I’m very fortunate to consistently find myself on the receiving end of flattering press. Frankly it’s really nice to hear someone say “nice work,” about a room makeover or DIY project, instead of “you suck, your house sucks, your dog probably sucks too”. Plus, these features and shout outs have helped my little blog grow, opened doors for me (including two new projects I can’t wait to spill the beans about) and even, at times, motivated me to keep sharing when I’ve fallen into a blogging slump. On the flip side, as the blog grows I find myself on the receiving end of more negative comments too. Good Housekeeping and Country Living recently picked up the story of my budget-friendly kitchen makeover and featured it online. Boy, oh boy, was there ever an uproar in the comments, from folks who preferred the before – they wanted the cathedral upper cabinets, the honey oak, the green laminate counters and tile – everything, as-is, don’t touch a thing! I horrified them by jettisoning it all.

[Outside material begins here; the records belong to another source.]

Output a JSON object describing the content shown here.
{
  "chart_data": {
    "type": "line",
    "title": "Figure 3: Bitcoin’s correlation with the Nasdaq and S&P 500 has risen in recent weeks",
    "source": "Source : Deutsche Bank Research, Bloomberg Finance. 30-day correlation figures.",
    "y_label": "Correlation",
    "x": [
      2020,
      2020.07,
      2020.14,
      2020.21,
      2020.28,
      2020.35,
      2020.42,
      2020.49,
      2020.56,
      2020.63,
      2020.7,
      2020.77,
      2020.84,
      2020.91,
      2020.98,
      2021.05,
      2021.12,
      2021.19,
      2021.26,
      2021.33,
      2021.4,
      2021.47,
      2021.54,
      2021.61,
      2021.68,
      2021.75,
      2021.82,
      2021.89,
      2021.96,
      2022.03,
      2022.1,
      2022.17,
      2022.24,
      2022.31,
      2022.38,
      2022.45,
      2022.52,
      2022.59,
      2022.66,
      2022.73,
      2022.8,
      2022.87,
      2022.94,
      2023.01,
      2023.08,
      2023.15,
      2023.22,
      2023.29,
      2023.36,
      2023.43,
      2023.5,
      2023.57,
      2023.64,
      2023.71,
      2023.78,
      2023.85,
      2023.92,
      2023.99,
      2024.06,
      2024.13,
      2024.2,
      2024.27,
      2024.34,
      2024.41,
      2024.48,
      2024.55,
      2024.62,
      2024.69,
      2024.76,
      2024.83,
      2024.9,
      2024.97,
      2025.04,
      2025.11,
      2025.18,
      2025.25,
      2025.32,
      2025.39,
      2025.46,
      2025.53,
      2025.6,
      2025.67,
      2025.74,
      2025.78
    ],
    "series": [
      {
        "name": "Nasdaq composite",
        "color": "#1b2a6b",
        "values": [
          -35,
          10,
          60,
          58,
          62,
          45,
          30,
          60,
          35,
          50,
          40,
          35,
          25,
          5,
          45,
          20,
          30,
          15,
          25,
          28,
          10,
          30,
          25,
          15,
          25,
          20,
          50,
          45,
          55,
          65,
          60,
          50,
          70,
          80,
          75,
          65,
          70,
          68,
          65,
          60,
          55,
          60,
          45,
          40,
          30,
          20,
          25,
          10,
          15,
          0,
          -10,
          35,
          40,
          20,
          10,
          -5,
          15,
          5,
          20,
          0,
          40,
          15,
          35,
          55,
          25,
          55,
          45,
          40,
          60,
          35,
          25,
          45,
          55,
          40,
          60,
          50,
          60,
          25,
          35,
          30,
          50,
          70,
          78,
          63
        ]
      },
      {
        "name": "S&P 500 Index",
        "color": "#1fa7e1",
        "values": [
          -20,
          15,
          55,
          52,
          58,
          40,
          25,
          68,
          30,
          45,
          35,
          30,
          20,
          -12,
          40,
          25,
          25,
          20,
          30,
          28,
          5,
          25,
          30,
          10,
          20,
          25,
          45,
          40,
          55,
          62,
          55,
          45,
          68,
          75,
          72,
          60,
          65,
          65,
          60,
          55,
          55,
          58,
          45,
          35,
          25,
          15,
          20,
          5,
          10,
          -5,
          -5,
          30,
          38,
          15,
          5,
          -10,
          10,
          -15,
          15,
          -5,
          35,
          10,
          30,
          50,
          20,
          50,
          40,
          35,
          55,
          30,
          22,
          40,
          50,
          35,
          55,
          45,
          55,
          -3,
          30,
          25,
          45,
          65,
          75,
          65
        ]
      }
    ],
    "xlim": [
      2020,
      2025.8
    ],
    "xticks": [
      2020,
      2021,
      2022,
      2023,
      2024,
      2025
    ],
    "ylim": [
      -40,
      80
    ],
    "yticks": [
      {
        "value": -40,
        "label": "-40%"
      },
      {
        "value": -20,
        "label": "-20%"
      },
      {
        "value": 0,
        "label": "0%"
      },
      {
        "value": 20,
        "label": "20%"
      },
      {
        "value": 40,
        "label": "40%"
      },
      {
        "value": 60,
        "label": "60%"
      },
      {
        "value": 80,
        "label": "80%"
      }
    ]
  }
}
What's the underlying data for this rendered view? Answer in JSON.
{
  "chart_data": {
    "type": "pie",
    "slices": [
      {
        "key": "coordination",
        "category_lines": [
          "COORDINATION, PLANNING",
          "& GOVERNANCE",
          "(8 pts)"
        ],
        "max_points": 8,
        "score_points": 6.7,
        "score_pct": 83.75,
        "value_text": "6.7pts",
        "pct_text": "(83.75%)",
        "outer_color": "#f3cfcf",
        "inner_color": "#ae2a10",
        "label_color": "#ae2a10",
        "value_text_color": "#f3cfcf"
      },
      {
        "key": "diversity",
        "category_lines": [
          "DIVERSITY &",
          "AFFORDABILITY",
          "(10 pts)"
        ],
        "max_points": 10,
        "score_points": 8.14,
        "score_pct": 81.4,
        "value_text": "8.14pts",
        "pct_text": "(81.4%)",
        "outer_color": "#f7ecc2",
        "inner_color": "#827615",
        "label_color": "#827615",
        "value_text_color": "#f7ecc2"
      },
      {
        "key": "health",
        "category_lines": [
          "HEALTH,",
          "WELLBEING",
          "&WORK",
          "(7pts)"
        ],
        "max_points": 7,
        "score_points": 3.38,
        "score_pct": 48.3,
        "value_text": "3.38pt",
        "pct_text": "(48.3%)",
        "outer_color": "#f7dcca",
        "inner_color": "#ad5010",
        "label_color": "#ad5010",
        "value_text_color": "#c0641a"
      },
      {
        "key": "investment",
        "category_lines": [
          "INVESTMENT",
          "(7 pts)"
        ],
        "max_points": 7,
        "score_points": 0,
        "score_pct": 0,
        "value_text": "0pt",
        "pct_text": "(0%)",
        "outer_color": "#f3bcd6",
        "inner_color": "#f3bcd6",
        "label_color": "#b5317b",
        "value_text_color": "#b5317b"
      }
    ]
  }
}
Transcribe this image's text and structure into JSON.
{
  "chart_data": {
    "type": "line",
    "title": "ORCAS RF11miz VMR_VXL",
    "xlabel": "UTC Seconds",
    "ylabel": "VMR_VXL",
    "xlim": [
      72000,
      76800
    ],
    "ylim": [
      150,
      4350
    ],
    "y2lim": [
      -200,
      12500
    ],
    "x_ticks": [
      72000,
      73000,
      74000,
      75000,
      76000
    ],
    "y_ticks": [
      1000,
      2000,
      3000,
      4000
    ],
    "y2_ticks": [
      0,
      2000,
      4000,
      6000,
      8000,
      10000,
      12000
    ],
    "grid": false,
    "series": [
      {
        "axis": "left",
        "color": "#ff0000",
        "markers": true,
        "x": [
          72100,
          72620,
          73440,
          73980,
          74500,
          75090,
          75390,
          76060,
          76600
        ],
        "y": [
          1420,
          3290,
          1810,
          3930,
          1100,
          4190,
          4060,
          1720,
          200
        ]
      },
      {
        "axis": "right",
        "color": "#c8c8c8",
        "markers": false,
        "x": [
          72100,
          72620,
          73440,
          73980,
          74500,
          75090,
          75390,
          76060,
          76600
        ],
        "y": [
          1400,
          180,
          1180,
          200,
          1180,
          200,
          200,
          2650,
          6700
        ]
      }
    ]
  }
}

In the past, I have tried to be diplomatic when I talk about what the kitchen looked like before, in case someone reading has a similar kitchen which they love. It brings me no joy to make someone feel bad about their home. But I’m going to be brutally honest for a moment. To me the kitchen screamed 1990s and the upper cabinets were painfully awkward – not the cornucopia of storage some people think they were. I also dislike cathedral doors with a fiery passion, and the wonky different sizes made them worse. I knew there would be people who would hate the turquoise reveal (too much turquoise! open shelving! you’re hoarding the world’s Pyrex and driving prices up – the last one is an actual angry comment from an Apartment Therapy reader), but I was unprepared for folks passionately loving the before. I’m never hurt or deterred by negative comments because I’m totally smitten with my house, but for a second I felt really…different. Was I the only person who saw the before as a dark, awkward, tired space? After I shared the makeover, I was certain some folks would have other suggestions, because this makeover could have taken many different directions: black lowers and white uppers, soft mint lowers with more open shelving to the right of the window, new cupboard doors and Martha Stewart greige…but none have materialized (other than the suggestion to add more orange). Other than that, I’ve mostly witnessed a polarized group of votes: yay! (which, happily, there’s many more votes for) or total nay, “bring back the oak!,” which really surprised me. I thought for sure there would be other suggestions for a less nutty colour, so it was really eye-opening to realize so many people prefer the wood un-painted, as-is. Very interesting indeed. As interesting as I have found the feedback, it would have been swell if some people had been a little less mean-spirited about voicing their oak preference!
A story that recently ran online in Elle Decor and then House Beautiful listed my kitchen as one of 10 brilliant decorating ideas from bloggers. Better still, I was lumped in with Design Love Fest, Decor8, Vintage Revivals, Little Green Notebook, and The Hunted Interior, among others. That’s a pretty important “yay” in my books and it put a smile on face (it was a welcome reprieve from negative comments), so I wanted to share my happy news with you. (A huge thanks to Shavonda for drawing my attention to the article!). And a huge thanks to you for always leaving such kind, thoughtful, and constructive comments. I read each and every one and even when you’ve made suggestions or disliked something, you’ve always been so deeply courteous and have clearly remembered that there’s a person click-clacking away behind here – something I think too many people forget. So thanks. You’re all really awesome and I’m happy you stop by! You motivate and inspire me more than anything.